Russian immigrant farms on S.E. 39th Avenue
When property owners allow immigrants and refugees to farm their land, through a program run by Mercy Corps Northwest, often the only incentive is the knowledge that they've done a good deed.
'A lot of our landowners donate because they know about Mercy Corps, and they want to help by hosting a farmer on their land,' explains Drew Katz, coordinator of Mercy Corps Northwest's New American Agriculture Project.
Generally known for its international charitable work, Mercy Corps also has a Northwest branch that focuses on improving the lives of low-income individuals in Oregon and Washington through small business development and self-employment.
One of the charity's initiatives is its New American Agriculture Project, which encourages small-scale farming by refugees and immigrants within metropolitan Portland and across the Columbia River in Vancouver. Not only are the newcomers able to grow their own food for their families, but they also get tools, seeds and advice on selling produce.

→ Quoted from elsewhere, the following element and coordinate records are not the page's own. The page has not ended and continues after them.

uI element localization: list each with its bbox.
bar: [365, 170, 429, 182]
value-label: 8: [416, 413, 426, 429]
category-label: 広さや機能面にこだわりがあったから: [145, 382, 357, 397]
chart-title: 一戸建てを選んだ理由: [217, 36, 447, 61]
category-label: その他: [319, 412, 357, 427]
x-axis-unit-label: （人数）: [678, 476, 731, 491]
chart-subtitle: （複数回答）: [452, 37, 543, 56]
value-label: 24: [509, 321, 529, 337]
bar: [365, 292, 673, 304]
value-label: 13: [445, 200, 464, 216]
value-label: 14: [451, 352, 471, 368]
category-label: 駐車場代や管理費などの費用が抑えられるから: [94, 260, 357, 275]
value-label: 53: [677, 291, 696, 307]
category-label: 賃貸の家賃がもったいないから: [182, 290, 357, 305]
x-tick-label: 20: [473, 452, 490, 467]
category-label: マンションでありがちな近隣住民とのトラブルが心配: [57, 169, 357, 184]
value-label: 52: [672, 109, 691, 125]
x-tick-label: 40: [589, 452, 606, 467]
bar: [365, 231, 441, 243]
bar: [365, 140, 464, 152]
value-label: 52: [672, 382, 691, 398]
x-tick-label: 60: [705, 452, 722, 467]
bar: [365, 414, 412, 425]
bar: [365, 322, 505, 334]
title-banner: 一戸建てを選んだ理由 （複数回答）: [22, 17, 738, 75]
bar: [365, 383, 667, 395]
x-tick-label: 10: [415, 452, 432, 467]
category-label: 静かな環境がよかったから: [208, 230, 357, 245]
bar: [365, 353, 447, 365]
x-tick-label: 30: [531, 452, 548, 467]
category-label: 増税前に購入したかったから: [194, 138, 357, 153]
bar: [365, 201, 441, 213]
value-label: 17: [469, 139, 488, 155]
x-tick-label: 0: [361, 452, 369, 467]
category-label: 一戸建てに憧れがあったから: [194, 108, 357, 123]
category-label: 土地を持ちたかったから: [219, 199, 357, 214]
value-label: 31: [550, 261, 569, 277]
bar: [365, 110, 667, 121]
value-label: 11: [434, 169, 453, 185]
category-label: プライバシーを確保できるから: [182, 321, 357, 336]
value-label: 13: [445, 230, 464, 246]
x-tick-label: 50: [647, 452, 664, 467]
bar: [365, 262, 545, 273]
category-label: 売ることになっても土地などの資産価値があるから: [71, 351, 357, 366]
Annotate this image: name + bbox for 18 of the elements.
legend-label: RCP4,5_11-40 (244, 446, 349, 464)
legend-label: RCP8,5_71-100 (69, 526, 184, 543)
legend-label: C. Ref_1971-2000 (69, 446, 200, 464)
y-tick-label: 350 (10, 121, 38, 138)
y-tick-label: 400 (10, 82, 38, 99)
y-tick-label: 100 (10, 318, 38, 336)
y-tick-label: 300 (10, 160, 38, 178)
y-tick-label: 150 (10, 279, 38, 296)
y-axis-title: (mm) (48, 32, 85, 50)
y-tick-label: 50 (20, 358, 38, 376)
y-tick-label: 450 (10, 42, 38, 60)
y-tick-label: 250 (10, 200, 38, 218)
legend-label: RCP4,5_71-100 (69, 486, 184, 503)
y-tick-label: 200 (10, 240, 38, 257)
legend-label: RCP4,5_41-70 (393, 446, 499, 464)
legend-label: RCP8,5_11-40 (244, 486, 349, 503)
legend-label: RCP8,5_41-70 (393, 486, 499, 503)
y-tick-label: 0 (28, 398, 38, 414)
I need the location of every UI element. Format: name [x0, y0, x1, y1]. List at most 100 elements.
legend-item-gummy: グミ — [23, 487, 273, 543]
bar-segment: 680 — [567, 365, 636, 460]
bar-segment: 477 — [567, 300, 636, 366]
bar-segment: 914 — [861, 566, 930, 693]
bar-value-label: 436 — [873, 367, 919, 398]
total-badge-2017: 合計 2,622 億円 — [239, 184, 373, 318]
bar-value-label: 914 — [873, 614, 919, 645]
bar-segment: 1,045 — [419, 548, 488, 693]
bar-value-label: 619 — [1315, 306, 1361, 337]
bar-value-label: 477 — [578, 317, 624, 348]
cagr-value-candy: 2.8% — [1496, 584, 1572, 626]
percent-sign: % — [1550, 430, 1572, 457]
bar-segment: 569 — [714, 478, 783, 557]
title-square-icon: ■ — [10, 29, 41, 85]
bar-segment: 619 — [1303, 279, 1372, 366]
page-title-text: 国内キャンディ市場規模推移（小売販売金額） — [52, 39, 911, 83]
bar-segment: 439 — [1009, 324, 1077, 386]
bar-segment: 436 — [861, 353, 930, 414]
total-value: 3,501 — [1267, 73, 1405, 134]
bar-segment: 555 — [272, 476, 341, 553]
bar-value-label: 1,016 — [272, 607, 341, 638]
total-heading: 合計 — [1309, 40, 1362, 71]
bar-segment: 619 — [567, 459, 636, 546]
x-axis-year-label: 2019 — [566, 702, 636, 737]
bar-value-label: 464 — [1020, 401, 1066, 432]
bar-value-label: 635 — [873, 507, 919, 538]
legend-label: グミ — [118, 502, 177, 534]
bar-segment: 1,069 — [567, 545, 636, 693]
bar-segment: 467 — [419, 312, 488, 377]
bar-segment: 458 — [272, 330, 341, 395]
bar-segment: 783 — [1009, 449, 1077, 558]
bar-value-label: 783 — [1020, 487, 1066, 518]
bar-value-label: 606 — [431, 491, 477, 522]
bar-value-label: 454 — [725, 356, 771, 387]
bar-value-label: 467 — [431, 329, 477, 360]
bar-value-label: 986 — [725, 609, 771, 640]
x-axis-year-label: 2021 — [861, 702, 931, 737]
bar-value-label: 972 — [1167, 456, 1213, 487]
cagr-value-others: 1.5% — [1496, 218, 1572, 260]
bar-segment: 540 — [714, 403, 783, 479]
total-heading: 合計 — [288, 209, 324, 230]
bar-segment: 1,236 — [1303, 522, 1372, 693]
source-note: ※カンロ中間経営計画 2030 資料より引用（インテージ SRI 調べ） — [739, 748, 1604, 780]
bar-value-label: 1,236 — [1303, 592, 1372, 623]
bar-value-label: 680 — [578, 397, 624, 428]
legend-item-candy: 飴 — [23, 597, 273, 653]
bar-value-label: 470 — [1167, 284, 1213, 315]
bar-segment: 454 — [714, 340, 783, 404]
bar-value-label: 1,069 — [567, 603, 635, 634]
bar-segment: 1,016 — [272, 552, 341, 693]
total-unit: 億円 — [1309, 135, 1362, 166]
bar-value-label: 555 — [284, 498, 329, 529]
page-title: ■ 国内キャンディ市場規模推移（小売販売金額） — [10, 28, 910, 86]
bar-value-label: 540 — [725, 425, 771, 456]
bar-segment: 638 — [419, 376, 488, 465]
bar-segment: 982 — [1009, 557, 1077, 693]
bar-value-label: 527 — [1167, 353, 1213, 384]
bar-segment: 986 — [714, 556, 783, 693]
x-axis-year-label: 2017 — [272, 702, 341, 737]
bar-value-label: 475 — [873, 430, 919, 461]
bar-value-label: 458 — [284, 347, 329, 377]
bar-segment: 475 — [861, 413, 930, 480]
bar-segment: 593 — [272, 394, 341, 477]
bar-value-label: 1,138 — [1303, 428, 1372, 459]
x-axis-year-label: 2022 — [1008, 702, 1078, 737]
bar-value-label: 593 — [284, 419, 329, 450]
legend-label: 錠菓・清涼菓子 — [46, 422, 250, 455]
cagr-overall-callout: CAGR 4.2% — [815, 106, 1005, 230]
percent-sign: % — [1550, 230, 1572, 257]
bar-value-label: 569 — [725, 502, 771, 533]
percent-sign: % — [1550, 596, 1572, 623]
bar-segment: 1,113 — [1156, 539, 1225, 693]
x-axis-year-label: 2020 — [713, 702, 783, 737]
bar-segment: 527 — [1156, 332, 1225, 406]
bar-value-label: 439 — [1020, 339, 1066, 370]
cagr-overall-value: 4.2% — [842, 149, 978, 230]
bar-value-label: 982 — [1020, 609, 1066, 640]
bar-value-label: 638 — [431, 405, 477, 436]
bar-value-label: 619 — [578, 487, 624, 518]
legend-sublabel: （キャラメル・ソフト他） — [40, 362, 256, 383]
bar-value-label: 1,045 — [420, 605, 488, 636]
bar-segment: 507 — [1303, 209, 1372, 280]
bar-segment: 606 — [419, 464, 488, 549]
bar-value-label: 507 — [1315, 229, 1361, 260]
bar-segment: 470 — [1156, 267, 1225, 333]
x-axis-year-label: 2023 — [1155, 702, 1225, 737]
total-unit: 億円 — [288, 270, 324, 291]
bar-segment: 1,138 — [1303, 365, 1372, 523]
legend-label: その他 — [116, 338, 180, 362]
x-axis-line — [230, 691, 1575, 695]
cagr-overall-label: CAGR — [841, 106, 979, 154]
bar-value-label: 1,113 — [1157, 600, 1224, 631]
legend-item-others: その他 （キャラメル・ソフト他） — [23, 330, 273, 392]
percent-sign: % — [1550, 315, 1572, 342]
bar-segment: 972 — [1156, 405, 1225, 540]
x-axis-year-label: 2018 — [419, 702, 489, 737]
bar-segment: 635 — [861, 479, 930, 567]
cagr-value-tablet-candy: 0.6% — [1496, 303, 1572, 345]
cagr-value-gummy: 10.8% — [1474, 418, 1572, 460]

This year, a half-acre plot off S.E. 39th Avenue in Woodstock is part of Mercy Corps Northwest's inventory of land available to immigrants for farming. Located on the east side of 39th between Woodstock Boulevard and S.E. Steele, the plot is owned by an adjacent neighbor - and it's now being farmed by a Russian immigrant whose name is Alexander Velikoretskikh.
Since the land is not zoned for agricultural use, the woman who owns the land isn't getting any agricultural-use tax benefit, explains Katz. But, he adds, Mercy Corps is trying to devise some incentives to convince landowners to let their land be farmed.
'Right now, certain tax laws are not applicable when it comes to incentives,' Katz says. 'But we are bringing people together - land trusts, Metro, and tax law attorneys - to provide guidance.'
While Mercy Corps Northwest acts as a facilitator, the landowners set the terms when they sign onto the agriculture project's inventory.
'It's between the farmer and the landowner. Sometimes, landowners want a contract; sometimes it's verbal. Often, they want a part of the profits or some of the fruit and vegetables,' says Katz, adding that the minimum-size plot is one half acre.
Currently, Velikoretskikh, who lives with his wife and eight children about 30 blocks east of 39th, has learned enough about farming now to cultivate additional land on Sauvie Island. When harvest comes, he will sell his vegetables through a community-supported agriculture program sponsored by Ecumenical Ministries of Oregon Interfaith Food and Farms Partnership.
'And Velikoretskikh will probably be selling produce at Lents Farmers Market and at People's Food Co-op,' Katz predicts.
In the meantime, the property owner who owns the plot on S.E. 39th can peer out her picture window and see a tidy plot of land she owns that she doesn't have to mow.
'All Velikoretskikh has to do is maintain the land, and make sure it looks good,' Katz says.